CG3D: Compositional Generation for Text-to-3D via Gaussian Splatting
Alexander Vilesov, Pradyumna Chari, Achuta Kadambi
TL;DR
CG3D introduces an explicit compositional framework for text-to-3D generation using Gaussian radiance fields, enabling scalable multi-object scenes with physically realistic interactions. It combines structured scene graphs with Score Distillation Sampling guidance and a physics-based finetuning stage to ensure gravity and contact constraints are respected. The approach supports object-level editing, radiance-field distillation for memory efficiency, and extensive ablations, achieving strong performance against baselines in zero-shot compositional tasks. By decoupling objects and interactions and leveraging explicit geometry, CG3D enables flexible, editable, and physically plausible 3D scene creation from text prompts without retraining diffusion models.
Abstract
With the onset of diffusion-based generative models and their ability to generate text-conditioned images, content generation has received a massive invigoration. Recently, these models have been shown to provide useful guidance for the generation of 3D graphics assets.

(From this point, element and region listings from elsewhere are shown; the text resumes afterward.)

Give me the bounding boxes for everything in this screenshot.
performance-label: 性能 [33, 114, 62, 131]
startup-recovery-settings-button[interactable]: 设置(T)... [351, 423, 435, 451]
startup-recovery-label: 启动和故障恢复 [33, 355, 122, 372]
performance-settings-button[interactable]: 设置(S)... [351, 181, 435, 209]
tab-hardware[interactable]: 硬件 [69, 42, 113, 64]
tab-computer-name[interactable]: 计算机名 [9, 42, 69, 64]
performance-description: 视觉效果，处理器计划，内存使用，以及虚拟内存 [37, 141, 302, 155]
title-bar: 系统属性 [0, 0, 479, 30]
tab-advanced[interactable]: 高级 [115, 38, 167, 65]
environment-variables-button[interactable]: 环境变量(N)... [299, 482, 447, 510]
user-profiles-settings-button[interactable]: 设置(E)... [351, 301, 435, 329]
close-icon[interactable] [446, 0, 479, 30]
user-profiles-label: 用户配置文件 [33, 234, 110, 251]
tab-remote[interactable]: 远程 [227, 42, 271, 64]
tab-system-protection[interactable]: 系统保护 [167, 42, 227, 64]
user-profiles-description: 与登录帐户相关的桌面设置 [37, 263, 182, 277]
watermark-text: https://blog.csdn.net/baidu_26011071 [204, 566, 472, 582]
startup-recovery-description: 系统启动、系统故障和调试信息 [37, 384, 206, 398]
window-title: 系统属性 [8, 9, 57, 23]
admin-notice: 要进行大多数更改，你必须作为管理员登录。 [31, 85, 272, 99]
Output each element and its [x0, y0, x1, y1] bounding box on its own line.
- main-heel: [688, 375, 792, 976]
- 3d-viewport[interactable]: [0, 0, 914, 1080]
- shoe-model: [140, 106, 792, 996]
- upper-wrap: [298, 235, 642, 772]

However, existing work in text-conditioned 3D generation faces fundamental constraints: (i) inability to generate detailed, multi-object scenes, (ii) inability to textually control multi-object configurations, and (iii) physically realistic scene composition. In this work, we propose CG3D, a method for compositionally generating scalable 3D assets that resolves these constraints. We find that explicit Gaussian radiance fields, parameterized to allow for compositions of objects, possess the capability to enable semantically and physically consistent scenes. By utilizing a guidance framework built around this explicit representation, we show state of the art results, capable of even exceeding the guiding diffusion model in terms of object combinations and physics accuracy.